When relationships end, particularly important ones, it is not uncommon for some rumination to occur as we try and understand what went askew. At times though, we get stuck and the rumination continues on and on relentlessly. The latter is what occurred to me.
In my mind I wanted the rumination to stop. I believed the problem to be the repetitive nature of my thoughts. I tried a few different strategies, some cognitive behavioral interventions, and some mindfulness mediation among others. Nothing seemed to work. I was still stuck in this pattern of rumination.
Things changed when someone said to me, the problem is not your thoughts; the problem is you’re not managing your anxiety well. That made me see things in a new light.
Strictly speaking anxiety is not a primary emotion, rather it is a cover for deeper underlying emotions. It is a visceral form of emotional resistance to something which runs much deeper in psyche.

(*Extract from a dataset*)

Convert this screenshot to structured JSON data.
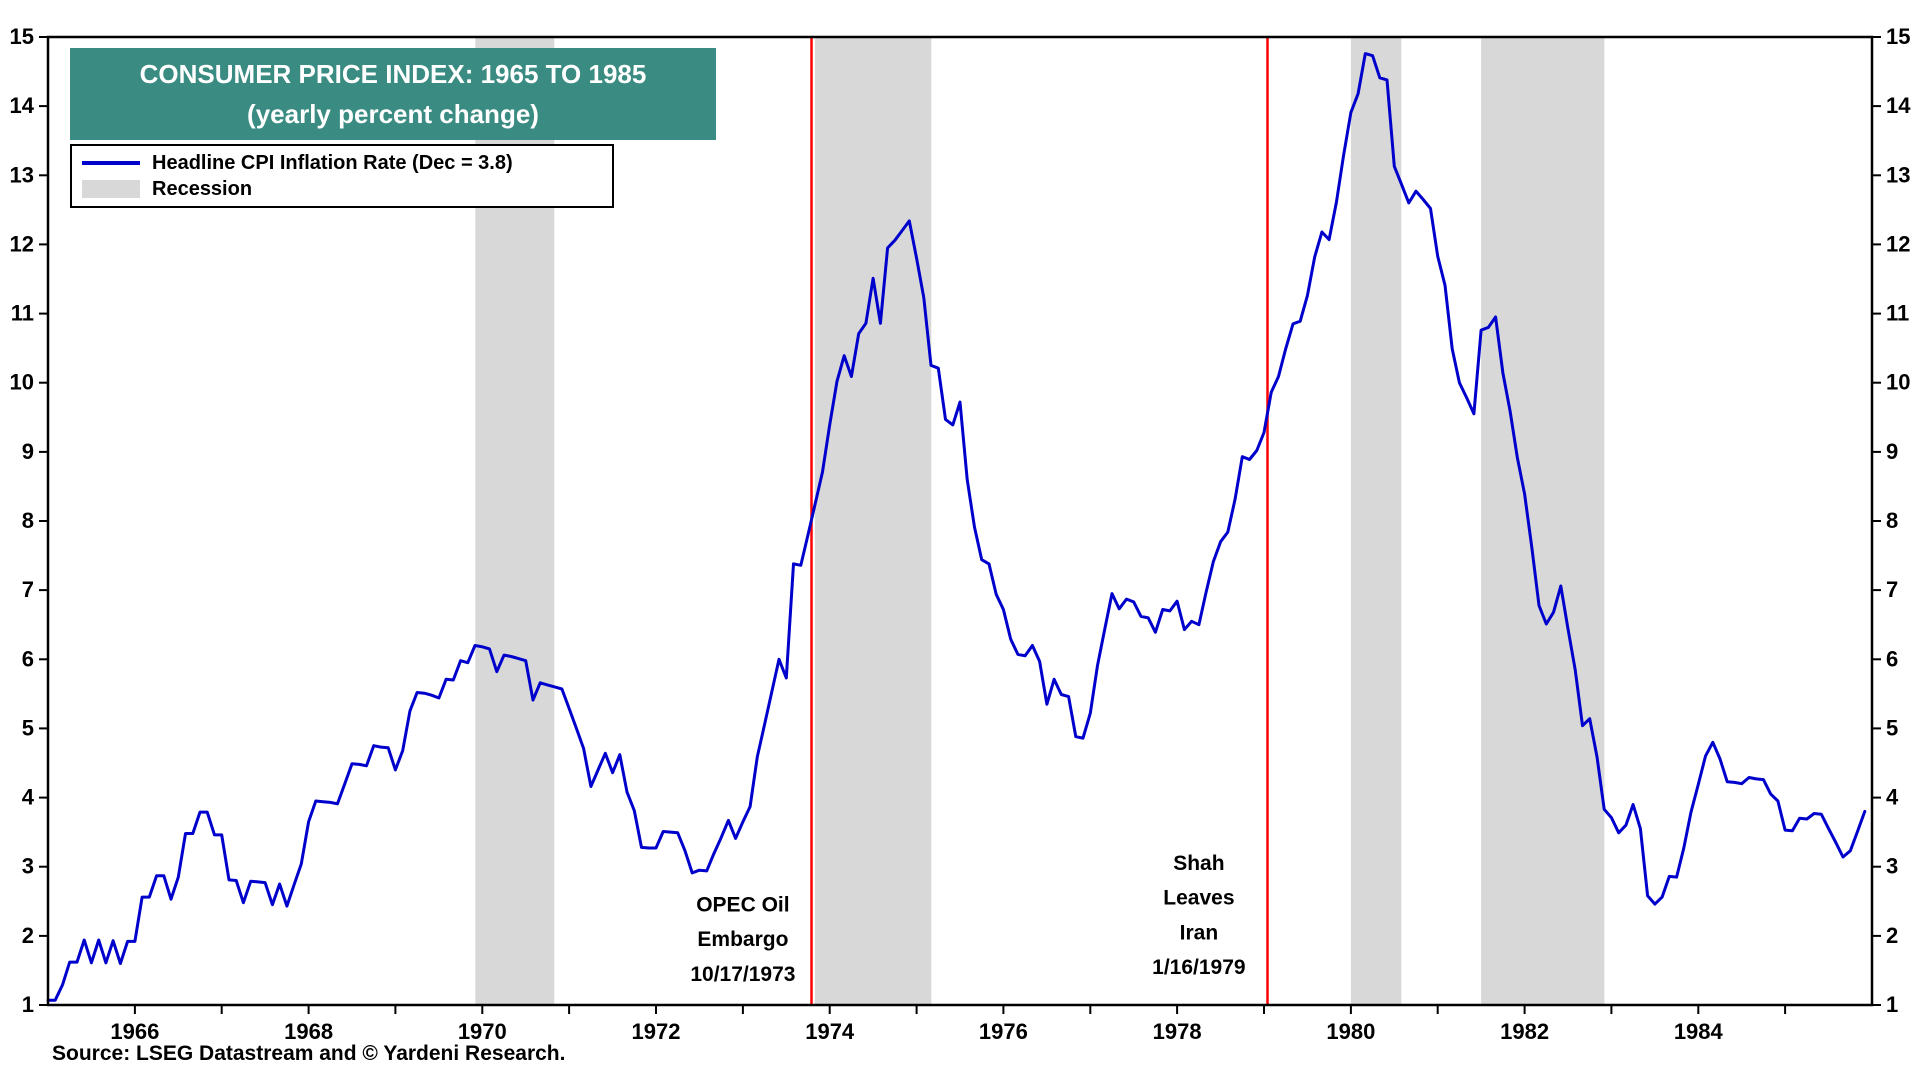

Where rumination is concerned it is a psychological defense which is hiding yet another psychological defense (acute anxiety). We can think of it as a type of layer upon layer of defenses. In terms of healing we want to deal as constructively as we can with the core issues driving the anxiety which in turn drives the rumination.
In my case it was feelings of unworthiness, shame, helplessness and a very profound grief. Once these were dealt with, the anxiety eased and the ruminations stopped completely. But let’s be clear, I did not do this on my own. At the time, I had enough good sense to realize that I needed some help and sought some counseling. It’s been close to a couple of decades now, since I have ruminated in the same fashion.
One final note: At times I am a bit like a dog with a bone. My personality structure does have a bit of a compulsive/obsessive edge. I find that this obsessive side of my personality actually benefits me in that it can drive a lot of persistence. Often it has a way of getting things done which is particularly useful in life.
Rumination particularly the type that lasts for lengthy periods of time is an extreme. It’s the extreme nature of rumination that makes it problematic. If you are experiencing difficulties with rumination please seek some professional help as there are good ways to deal with the problem.